Secretary General of the Popular Resistance Committees
- In office August 2011 – 9 March 2012
- Preceded by: Kamal al-Nirab

Personal details
- Born: 1 January 1963
- Died: 9 March 2012 (aged 49) Tel al-Hawa, Gaza
- Party: Popular Resistance Committees
- Nickname: Abu Ibrahim

Military service
- Unit: Al-Nasser Salah al-Deen Brigades

= Zuhir al-Qaisi =

Palestinian politician (1963–2012)

Zuhair al-Qaisi (زهير القيسي; 1963 – 9 March 2012), also known by his nom de guerre Abu Ibrahim, was a Palestinian politician who was the secretary general of the Popular Resistance Committees in Gaza. He was killed by the Israel Defense Forces (IDF).

al-Qaisi was a member of the Popular Resistance Committees since their establishment in 2000. The Popular Resistance Committees were one of three organizations responsible for the capture of Gilad Shalit. Interviewed regarding Shalit's capture and imprisonment, al-Qaisi is said to have stated that "Israel has tried to pressure us by killing a large number of activists following the abduction, but the resistance and the Palestinians have held their ground".

According to the IDF, though the claim is denied by the PRC, al-Qaisi was one of the masterminds of the 2011 southern Israel cross-border attacks in August 2011, in which eight Israelis were killed. Following this attack, the IDF killed the secretary general of the Popular Resistance Committees, Kamal al-Nirab, and al-Qaisi was appointed his successor. On 14 January 2012 an explosion at al-Qaisi's home, in Rafah killed one member of his family, Khalid al-Qaisi, and wounded five others. Zuhir al-Qaisi himself was not at home at the time.

On 9 March 2012, al-Qaisi was killed in a missile strike by IDF aircraft, while driving his Opel car in the Tel al-Hawa neighborhood west of Gaza. His son-in-law, Mohammed Ahmed al-Hanani, a resident of Beit Furik near Nablus, was also killed in the attack, and a third man was seriously injured. The killing of Hanini was, according to the Egyptian ambassador to Ramallah Yasser Osman and a Hamas spokesman, in violation of the terms of agreement in the Shalit prisoner swap. The government and the Israeli security establishment justified the targeted assassination by explaining at the time that al-Qaisi had been planning a terrorist attack against Israel that was in the final stages of preparation. Sources among the Popular Resistance Committees in Gaza say that they had been tipped off a month earlier that Israel was planning to kill him.

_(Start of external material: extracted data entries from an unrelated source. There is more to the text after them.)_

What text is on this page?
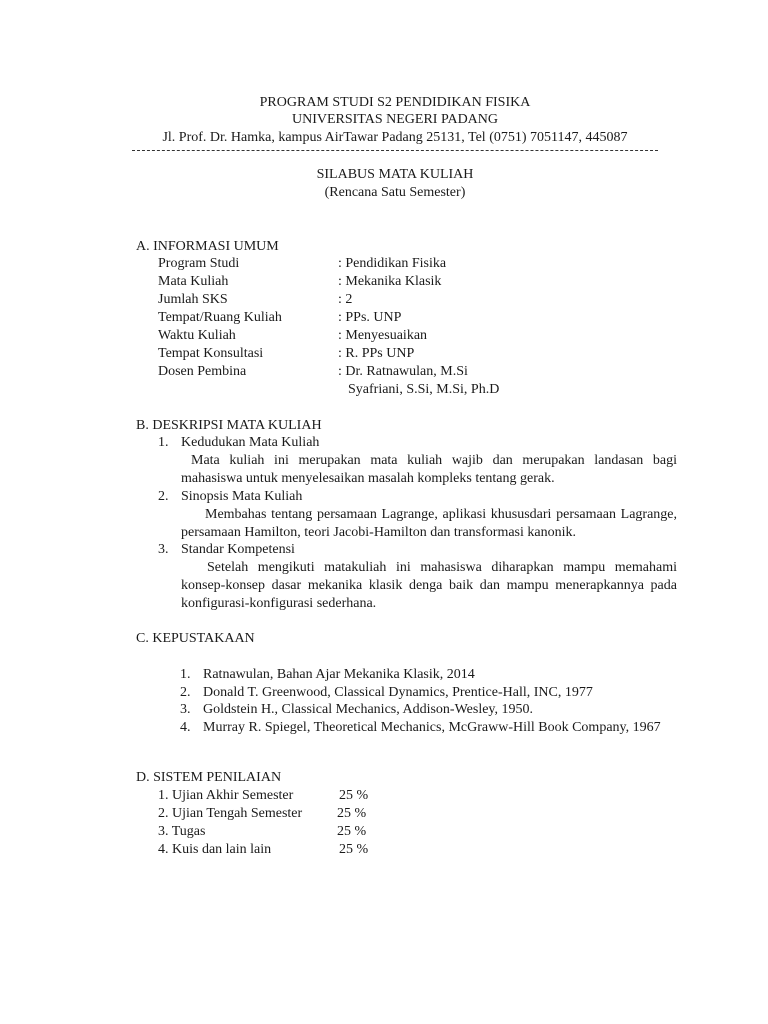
PROGRAM STUDI S2 PENDIDIKAN FISIKA
UNIVERSITAS NEGERI PADANG
Jl. Prof. Dr. Hamka, kampus AirTawar Padang 25131, Tel (0751) 7051147, 445087
SILABUS MATA KULIAH
(Rencana Satu Semester)
A. INFORMASI UMUM
Program Studi	: Pendidikan Fisika
Mata Kuliah	: Mekanika Klasik
Jumlah SKS	: 2
Tempat/Ruang Kuliah	: PPs. UNP
Waktu Kuliah	: Menyesuaikan
Tempat Konsultasi	: R. PPs UNP
Dosen Pembina	: Dr. Ratnawulan, M.Si
Syafriani, S.Si, M.Si, Ph.D
B. DESKRIPSI MATA KULIAH
1. Kedudukan Mata Kuliah
Mata kuliah ini merupakan mata kuliah wajib dan merupakan landasan bagi mahasiswa untuk menyelesaikan masalah kompleks tentang gerak.
2. Sinopsis Mata Kuliah
Membahas tentang persamaan Lagrange, aplikasi khususdari persamaan Lagrange, persamaan Hamilton, teori Jacobi-Hamilton dan transformasi kanonik.
3. Standar Kompetensi
Setelah mengikuti matakuliah ini mahasiswa diharapkan mampu memahami konsep-konsep dasar mekanika klasik denga baik dan mampu menerapkannya pada konfigurasi-konfigurasi sederhana.
C. KEPUSTAKAAN
1. Ratnawulan, Bahan Ajar Mekanika Klasik, 2014
2. Donald T. Greenwood, Classical Dynamics, Prentice-Hall, INC, 1977
3. Goldstein H., Classical Mechanics, Addison-Wesley, 1950.
4. Murray R. Spiegel, Theoretical Mechanics, McGraww-Hill Book Company, 1967
D. SISTEM PENILAIAN
1. Ujian Akhir Semester	25 %
2. Ujian Tengah Semester 25 %
3. Tugas	25 %
4. Kuis dan lain lain	25 %
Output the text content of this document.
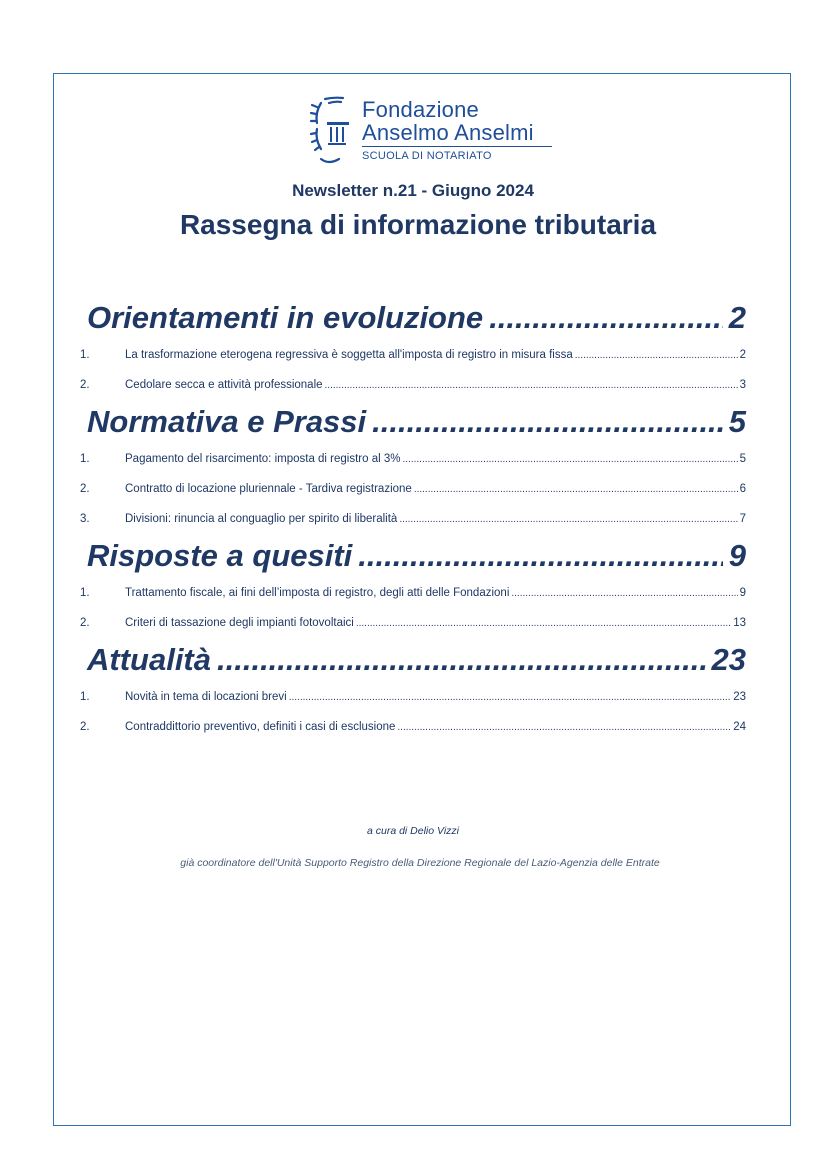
Fondazione
Anselmo Anselmi
SCUOLA DI NOTARIATO
Newsletter n.21 - Giugno 2024
Rassegna di informazione tributaria
Orientamenti in evoluzione .....	2
1.	La trasformazione eterogena regressiva è soggetta all'imposta di registro in misura fissa .....	2
2.	Cedolare secca e attività professionale .....	3
Normativa e Prassi .....	5
1.	Pagamento del risarcimento: imposta di registro al 3% .....	5
2.	Contratto di locazione pluriennale - Tardiva registrazione .....	6
3.	Divisioni: rinuncia al conguaglio per spirito di liberalità .....	7
Risposte a quesiti .....	9
1.	Trattamento fiscale, ai fini dell’imposta di registro, degli atti delle Fondazioni .....	9
2.	Criteri di tassazione degli impianti fotovoltaici .....	13
Attualità .....	23
1.	Novità in tema di locazioni brevi .....	23
2.	Contraddittorio preventivo, definiti i casi di esclusione .....	24
a cura di Delio Vizzi
già coordinatore dell'Unità Supporto Registro della Direzione Regionale del Lazio-Agenzia delle Entrate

Zvi Bar'el, writing for Haaretz, argued that the escalation was seen as good for Israel and that the events in Gaza were part of a plan to 'sell' an Israeli attack on Iran. Al-Hayat, surveying several possible reasons for the attack, argued that 'marketing the Iron Dome' project and testing Hamas's military capabilities played some role in Israeli defence calculations for the killing. Neve Gordon, surveying the opinions of several analysts in the Israeli press, cites, among others, Maariv's Ofer Shelah for the view that statements by the Minister of Defense, Ehud Barak gave the impression that Qaisi's assassination was not directly preemptive, since Barak explicitly said that what al-Qaisi was planning, and where the attack was to be launched, and whether an imminent attack had been foiled, was not clear, and that the attack was more about deterrence. Gordon also reports that several commentators argued that the assassination had been planned well in advance, the ambush itself being prepared a week beforehand, and that its execution had been delayed until Prime Minister Benjamin Netanyahu returned from his diplomatic visit to Washington, Purim festivities had passed, and the weather had cleared up.

As a response to the targeted assassination, a barrage of rockets was launched from Gaza, resulting in the March 2012 Gaza–Israel clashes. Yossi Klein, writing in Haaretz, argued that people in Tel Aviv were sceptical of the stories given out by government spokesmen and concluded that:-
The death of Zahid al-Kaisi met the criteria of cost-benefit analysis well. A few days of fear in Sderot are a small investment that will bring a big profit in terms of punishment and deterrence.